Insgesamt sind bei der Koordinierungsstelle bisher 40 Projekte bekannt, von denen im Rahmen des Fachtags etliche präsentiert wurden. Am meisten hat mich Andrea Kuckert-Wöstheinrich mit dem Vortrag über ihr Projekt begeistert. Sie arbeitet beim St. Augustinus Memory Zentrum in Neuss und hat ein Projekt entwickelt, bei dem geflüchtete Menschen eine Qualifikation zum Alltagsbegleiter erwerben.

Portrait

Diakonie RWL-Vorstand Christian Heine-Göttelmann eröffnete die Tagung als Vorsitzender der Freien Wohlfahrtsfplege NRW

Auf das Fragen kommt es an

Andrea Kuckert-Wöstheinrich verdeutlichte, wie wichtig es ist, dass nicht nur die Teilnehmenden Wissen erwerben. Es trägt wesentlich zum Gelingen bei, wenn auch die Mitarbeitenden geschult werden. Dazu hat sie ein Modul entwickelt, das sich "Caring in a culture context" nennt. Während dieses Moduls gehen die Teilnehmenden ihrer eigenen Identität nach und erforschen, durch welche kulturellen Faktoren diese geprägt sind. Sie lernen, Vorurteile zu hinterfragen. Überhaupt: Auf das Fragen kommt es an! 

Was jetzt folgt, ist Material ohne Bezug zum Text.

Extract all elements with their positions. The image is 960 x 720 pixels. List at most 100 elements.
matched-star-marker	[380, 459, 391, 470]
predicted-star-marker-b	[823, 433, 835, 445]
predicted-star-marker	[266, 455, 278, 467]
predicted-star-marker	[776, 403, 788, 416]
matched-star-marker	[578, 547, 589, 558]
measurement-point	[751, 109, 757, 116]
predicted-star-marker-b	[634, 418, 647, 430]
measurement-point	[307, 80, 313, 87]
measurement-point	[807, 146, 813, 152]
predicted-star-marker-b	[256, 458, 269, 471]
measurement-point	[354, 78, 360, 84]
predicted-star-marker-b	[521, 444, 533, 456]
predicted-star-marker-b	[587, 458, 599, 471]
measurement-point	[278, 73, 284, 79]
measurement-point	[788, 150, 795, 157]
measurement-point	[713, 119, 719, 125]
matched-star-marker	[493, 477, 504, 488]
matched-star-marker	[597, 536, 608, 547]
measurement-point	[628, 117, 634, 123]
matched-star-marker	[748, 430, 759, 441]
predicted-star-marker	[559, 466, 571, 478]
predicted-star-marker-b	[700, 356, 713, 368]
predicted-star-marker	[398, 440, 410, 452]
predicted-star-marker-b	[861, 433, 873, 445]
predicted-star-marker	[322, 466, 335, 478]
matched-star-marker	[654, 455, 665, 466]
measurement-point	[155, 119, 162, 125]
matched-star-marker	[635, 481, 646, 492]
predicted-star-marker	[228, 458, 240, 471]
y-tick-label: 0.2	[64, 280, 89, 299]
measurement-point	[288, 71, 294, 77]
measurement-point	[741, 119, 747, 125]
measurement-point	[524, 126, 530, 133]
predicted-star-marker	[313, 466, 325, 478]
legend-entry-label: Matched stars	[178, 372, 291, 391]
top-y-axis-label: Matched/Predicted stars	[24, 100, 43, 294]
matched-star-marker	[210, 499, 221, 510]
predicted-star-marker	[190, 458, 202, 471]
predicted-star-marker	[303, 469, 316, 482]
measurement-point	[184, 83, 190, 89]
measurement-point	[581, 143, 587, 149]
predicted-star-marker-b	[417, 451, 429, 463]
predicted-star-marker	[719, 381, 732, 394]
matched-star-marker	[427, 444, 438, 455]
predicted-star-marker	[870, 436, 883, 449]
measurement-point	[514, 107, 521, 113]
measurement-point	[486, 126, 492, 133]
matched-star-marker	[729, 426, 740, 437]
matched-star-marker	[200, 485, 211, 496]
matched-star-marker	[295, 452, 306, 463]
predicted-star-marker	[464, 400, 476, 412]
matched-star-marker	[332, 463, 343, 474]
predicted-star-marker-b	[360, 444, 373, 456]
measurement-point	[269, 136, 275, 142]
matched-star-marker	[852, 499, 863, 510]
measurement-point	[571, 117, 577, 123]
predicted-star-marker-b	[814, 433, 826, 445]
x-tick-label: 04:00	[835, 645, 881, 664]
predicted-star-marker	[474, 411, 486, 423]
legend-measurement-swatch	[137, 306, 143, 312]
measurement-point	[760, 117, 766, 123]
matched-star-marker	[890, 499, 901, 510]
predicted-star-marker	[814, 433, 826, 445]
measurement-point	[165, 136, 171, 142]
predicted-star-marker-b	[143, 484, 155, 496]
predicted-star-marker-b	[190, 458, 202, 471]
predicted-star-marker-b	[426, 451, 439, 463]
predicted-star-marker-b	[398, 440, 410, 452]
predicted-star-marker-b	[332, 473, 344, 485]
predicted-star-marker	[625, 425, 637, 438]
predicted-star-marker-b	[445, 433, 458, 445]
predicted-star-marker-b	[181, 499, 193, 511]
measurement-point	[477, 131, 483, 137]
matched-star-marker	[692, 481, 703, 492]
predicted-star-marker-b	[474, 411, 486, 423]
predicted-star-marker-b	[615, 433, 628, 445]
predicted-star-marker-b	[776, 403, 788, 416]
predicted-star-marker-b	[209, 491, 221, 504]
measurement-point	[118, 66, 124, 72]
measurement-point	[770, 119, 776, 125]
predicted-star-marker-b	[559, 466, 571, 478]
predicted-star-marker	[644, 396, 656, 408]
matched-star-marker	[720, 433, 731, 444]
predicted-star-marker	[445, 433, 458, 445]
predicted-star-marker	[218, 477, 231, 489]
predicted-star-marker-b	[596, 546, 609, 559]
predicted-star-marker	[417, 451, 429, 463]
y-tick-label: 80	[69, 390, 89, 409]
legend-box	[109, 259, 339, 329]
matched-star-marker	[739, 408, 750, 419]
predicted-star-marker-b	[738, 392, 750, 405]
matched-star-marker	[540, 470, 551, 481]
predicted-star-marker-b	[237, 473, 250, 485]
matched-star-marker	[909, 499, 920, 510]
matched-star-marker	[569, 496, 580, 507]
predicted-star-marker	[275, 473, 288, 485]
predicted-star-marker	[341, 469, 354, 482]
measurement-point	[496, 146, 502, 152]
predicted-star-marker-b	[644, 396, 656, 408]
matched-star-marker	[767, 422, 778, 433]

Die Referentin erzählte ein Beispiel: Die Mitarbeitenden auf der Station beschwerten sich über einen jungen Menschen, der einen freiwilligen Dienst absolviert. Sie seien zwar grundsätzlich mit seinem Arbeitseinsatz zufrieden, aber er würde immer zu spät gekommen. Nachgefragt kam dabei heraus, dass der Jugendliche meinte, er befände sich ja in einem "freiwilligen" Dienst, deshalb könne er selbst entscheiden, wann er seine Arbeitskraft zur Verfügung stelle. Während des Bausteines, der sich an Mitarbeitenden wendet, lernen diese eine verstehende Haltung einzunehmen. Sie beendete ihren Vortrag mit dem Satz: "Es ist nicht wichtig, woher du kommst, sondern wohin du gehst und mit wem!"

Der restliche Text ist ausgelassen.